Talent Intelligence

Digital Talent

Definition
Workers with the technology skills that drive digital products and transformation, such as software engineering, data science, cloud, and AI.

Why Digital Talent Matters

Every company becoming a technology company means competing for the same scarce people. Digital talent is the set of workers whose skills drive digital products and transformation, software engineering, data science, cloud, and AI, and it matters because these are among the hardest skills to hire and the most decisive for whether a transformation succeeds.

A traditional manufacturer decides to build connected products. The strategy is sound, but it now needs software engineers, data scientists, and cloud skills it has never hired for, competing against tech firms that pay more and move faster. Whether the transformation happens at all comes down to whether it can attract and build digital talent, which is a very different challenge from its historical hiring.

The error is assuming digital talent can simply be bought on the open market like any other role. For the scarcest skills the market is too thin and too expensive to hire your way through, and the companies that win usually build as much as they buy, reskilling adjacent talent into digital roles. Treating it as purely a recruiting problem, rather than a build-and-buy one, is why many transformations stall, and why it connects directly to talent acquisition and reskilling.

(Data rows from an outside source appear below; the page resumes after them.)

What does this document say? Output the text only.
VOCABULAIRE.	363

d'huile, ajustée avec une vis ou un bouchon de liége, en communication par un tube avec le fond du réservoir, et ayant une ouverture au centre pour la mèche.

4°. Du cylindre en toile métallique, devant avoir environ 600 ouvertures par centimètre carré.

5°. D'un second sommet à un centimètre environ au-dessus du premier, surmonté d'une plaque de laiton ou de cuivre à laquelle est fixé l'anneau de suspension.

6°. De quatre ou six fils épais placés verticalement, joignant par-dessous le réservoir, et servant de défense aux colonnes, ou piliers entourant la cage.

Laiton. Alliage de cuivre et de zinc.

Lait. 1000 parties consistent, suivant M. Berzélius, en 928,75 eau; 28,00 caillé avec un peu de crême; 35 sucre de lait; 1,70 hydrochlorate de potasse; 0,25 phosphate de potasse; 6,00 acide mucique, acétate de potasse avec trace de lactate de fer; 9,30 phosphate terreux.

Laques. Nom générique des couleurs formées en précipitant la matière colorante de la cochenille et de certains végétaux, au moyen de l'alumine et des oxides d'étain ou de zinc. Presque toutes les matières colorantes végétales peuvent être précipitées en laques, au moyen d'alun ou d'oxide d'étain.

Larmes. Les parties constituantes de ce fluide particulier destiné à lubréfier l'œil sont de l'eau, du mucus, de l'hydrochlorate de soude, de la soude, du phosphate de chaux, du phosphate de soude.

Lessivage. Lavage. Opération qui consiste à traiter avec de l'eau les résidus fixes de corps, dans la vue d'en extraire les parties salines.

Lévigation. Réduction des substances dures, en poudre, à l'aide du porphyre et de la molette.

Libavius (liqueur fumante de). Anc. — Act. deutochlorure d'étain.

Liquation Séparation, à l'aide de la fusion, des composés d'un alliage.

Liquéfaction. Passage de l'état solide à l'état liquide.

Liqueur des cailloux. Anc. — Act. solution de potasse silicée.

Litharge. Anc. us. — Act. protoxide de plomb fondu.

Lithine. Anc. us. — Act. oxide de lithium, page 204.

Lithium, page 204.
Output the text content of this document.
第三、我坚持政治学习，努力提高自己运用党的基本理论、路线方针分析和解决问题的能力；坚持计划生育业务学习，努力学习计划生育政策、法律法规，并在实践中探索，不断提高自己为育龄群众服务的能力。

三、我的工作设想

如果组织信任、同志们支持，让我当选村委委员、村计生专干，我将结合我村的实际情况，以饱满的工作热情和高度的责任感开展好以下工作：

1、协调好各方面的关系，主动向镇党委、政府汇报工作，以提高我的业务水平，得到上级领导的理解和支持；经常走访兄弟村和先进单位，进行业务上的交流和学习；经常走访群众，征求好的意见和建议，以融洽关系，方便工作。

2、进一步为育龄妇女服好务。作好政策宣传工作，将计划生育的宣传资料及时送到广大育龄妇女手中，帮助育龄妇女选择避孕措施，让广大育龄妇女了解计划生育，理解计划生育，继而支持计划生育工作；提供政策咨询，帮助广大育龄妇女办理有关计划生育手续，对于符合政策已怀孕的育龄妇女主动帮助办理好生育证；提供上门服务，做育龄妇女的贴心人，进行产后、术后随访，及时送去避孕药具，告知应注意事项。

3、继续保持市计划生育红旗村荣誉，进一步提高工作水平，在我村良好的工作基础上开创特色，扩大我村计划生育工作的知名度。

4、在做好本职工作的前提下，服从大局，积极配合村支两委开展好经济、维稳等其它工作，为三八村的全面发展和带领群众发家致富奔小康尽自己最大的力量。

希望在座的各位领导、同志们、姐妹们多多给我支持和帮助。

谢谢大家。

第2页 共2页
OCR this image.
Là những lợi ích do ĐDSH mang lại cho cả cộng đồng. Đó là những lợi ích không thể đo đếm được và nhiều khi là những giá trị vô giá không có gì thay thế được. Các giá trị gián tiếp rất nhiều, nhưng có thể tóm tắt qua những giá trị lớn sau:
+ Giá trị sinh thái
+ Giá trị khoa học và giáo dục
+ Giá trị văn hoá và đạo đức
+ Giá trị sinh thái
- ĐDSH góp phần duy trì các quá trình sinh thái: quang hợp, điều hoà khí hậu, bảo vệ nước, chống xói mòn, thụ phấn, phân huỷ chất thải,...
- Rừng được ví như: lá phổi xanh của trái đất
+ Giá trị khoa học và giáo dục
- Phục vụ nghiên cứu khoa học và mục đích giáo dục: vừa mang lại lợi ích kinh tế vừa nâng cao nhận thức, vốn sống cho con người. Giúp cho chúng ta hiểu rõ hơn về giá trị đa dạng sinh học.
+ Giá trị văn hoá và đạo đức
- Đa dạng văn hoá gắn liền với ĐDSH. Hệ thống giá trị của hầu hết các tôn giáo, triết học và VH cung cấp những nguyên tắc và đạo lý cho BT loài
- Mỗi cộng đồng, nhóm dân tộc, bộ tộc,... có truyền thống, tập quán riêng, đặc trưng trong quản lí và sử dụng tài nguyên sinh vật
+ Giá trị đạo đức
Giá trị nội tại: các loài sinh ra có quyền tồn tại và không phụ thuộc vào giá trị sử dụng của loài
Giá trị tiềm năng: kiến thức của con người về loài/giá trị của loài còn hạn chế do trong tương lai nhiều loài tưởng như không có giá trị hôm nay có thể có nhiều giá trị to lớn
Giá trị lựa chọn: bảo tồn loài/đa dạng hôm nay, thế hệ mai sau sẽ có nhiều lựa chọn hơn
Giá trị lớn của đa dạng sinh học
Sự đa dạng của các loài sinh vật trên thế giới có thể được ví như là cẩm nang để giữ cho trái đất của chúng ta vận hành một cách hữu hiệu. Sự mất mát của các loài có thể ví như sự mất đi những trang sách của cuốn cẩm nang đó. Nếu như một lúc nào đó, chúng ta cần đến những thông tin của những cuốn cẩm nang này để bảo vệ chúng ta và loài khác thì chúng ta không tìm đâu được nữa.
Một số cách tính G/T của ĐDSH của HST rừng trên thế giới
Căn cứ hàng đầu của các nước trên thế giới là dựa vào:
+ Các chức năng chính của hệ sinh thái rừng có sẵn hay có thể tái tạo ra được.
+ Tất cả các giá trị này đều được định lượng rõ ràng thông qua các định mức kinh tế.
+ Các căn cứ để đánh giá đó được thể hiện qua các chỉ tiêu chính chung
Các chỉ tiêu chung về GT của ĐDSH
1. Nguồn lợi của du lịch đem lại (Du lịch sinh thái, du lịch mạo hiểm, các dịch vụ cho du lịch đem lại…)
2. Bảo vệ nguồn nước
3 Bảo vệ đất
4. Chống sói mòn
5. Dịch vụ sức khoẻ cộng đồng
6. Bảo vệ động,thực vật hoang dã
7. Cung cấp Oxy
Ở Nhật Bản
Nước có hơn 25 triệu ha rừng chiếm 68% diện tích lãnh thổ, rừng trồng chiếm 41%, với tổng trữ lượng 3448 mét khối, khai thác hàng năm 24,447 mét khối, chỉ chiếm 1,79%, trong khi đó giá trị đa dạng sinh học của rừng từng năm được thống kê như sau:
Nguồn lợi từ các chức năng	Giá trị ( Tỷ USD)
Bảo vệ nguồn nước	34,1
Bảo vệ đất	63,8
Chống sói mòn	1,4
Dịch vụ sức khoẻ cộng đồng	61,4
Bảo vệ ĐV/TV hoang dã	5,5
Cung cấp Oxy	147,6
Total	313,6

The demand signal is unambiguous. The World Economic Forum's Future of Jobs Report 2025 ranks AI, big data, and cybersecurity among the fastest-growing skill categories through 2030, which is precisely the digital talent every sector is now competing for.

How Sourcing Digital Talent Works

Sourcing digital talent is a build-and-buy problem, because for the scarcest skills the market alone cannot supply enough. It starts with defining the skill precisely, since "data scientist" covers people who tune models and people who build dashboards, and hiring against the vague version wastes months. It means locating where that specific skill actually concentrates, which company types, which cities, which adjacent roles, rather than posting broadly and hoping. It means competing on more than pay, since tech-native employers often win on the work itself and the speed of their process. And it means building as well as buying, reskilling adjacent engineers into the scarce skill when hiring cannot keep pace.

The organizations that struggle treat it as pure recruitment, opening requisitions for skills the whole market is fighting over and losing every bidding war. The ones that succeed build a pipeline from adjacent talent they already employ, so they are not wholly dependent on a market that is structurally short.

What Counts as Digital Talent

Digital talent is a moving target, not a fixed list. A decade ago it centered on web and mobile development; today it leans heavily toward data, cloud, and AI skills, and it will shift again. The common thread is skills that build or run digital products and drive transformation, wherever the frontier currently sits. That is why defining digital talent by a static job-title list ages badly, while defining it by current, in-demand skills, refreshed as the market moves, keeps the definition useful for planning and sourcing.